O carro tava na casa do meu tio porque um outro tio meu ficou desempregado e não tinha mais como pagar o aluguel de sua casa. Não tendo pra onde ir, minha avó ‘deu’ a casa dela pra eles, perdendo a garagem, agora lotada com os carros do meu tio que foi morar lá. Minha avó foi morar com minha tia brigada com minha mãe, também sem espaço na garagem, e teve que deixar o carro na casa do meu tio. Chegando lá entrei no KA que nunca tinha dirigido antes, com toda inexperiência de um recém formado motorista de categoria B, tirei da garagem com um desastre do caralho e parei na rua. Me deram a opção de ir pra minha casa com o carro ou ir tomar café com a família na antiga casa da minha avó. Falei, erroneamente, que iria tomar café com eles. Minha tia (não a brigada com minha mãe) perguntou se precisava que alguém fosse comigo, falei que sim. Porra, eu recém peguei a carteira, ainda não me acostumei, preciso ir com alguém. Fui com essa tia chata pra caralho (não sei como meu tio casou com essa porra, ele é super super gente boa), afoguei pra caralho e ela soltou uma frase com o sorriso e intenção mais falsos do mundo “não fique nervoso só porque eu estou aqui”. Vagabunda, não é culpa sua não, é que eu NUNCA PEGUEI AQUELE CARRO, NÃO TENHO NOÇÃO DA EMBREAGEM AINDA. Saindo do bairro nada mais fez sentido no mundo. Eu quase bati na porra de uma limousine em plena PEDERNEIRAS. Não tem nada mais aleatório do que isso, eu quase bati numa limousine que não sei porque caralhos estava nessa merda de cidade do interior. Fomos indo para o centro e passei um pare porque não tinha visto. Minha tia entrou em choque começou a gritar achando que eu ia bater na porra do carro. Meu deus do céu, era só um pare, o outro carro estava super devagar, não aconteceu porra nenhuma e essa maldita ficou traumatizada. Chegando na casa da minha avó ela esperou eu sair de perto e espalhou pra todo mundo A INFRAÇÃO, O CRIME DE TRÂNSITO que eu tinha feito. “Vocês não podem deixar esse menino dirigir sozinho! Ele fez um absurdo!”. Que vontade de mandar tomar no cu, é Pederneiras sua maluca, não tem movimento, ainda menos naquela ruazinha. Entramos na casa e sentei com meus tios porque não aguentava mais nenhuma dose de paranóia feminina naquele dia. Conversaram sobre carros, São Paulo, viagens, trabalho, etc, e eu lá boiando. Queria ir embora, era 5 horas da tarde e eu nem sei tinha almoçado, tava puto e a família me parabenizando falsamente por causa do carro.

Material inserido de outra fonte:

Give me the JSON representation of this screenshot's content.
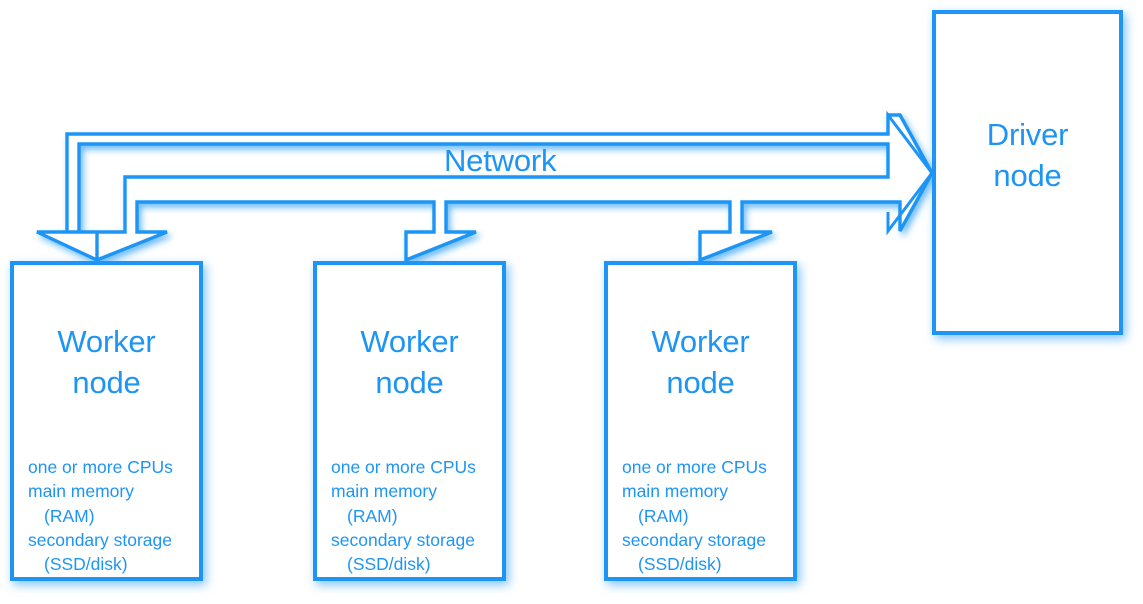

Indo embora, minha tia trancou a casa com as chaves dentro. Sobrou pra mim, o “menino que subia nas coisas” pular o muro e abrir. Fui dirigindo até lá e pulei a porra do muro, passando uma vergonha do caralho. Antes de pular, dei a carteira pra minha avó pra eu ter mais ergonomia na hora de subir. Fui embora e esqueci a porra da carteira lá. Em casa, falei pro meu padrasto ir comigo porque eu sou inexperiente e estava sem lente no olho. Fomos voltando pra lá e meu padrasto me diz:

— Quais suas intenções com o carro? Vai ficar com ele?

— Acho que sim, eu quero…

— Já tem noção de preço? Como vai pagar?

— …

Meu padrasto é tenso. Com duas frases ele consegue me dar uma porrada que dura vários dias e noites mal dormidas. Ele disse isso porque minha mãe não quer o carro. Segundo eles, não tem onde colocar e claro que não querem pagar o seguro de um filho que mal interage com eles. Mas porra, eu tirei carta pra quê então? Não quero dirigir seu carro automático para burras que não sabem dirigir. Minha mãe até queria fazer uma outra garagem em casa pra guardar o carro. “Ah, tava muito caro, não vai ter garagem”. Porra, usa o dinheiro que ia gastar na garagem e paga o seguro. Eu até escolhi a cor daquele carro. Agora eles querem vender pra colocar na poupança e pagar minha moradia fora com o dinheiro do carro. Super ético e exemplar, meus parabéns à essa instituição pura, a família. Cheguei em casa e esqueci o farol ligado com as chaves dentro no KA na frente do meu padrasto, que se decepcionou irritadamente na hora.

E foi assim meu fim de semana. No meio do café da tarde fingindo estar feliz com o presente do carro mas sabendo dos problemas financeiros e de relacionamento em casa que aquilo ia gerar. Nunca foi tão triste ganhar um carro.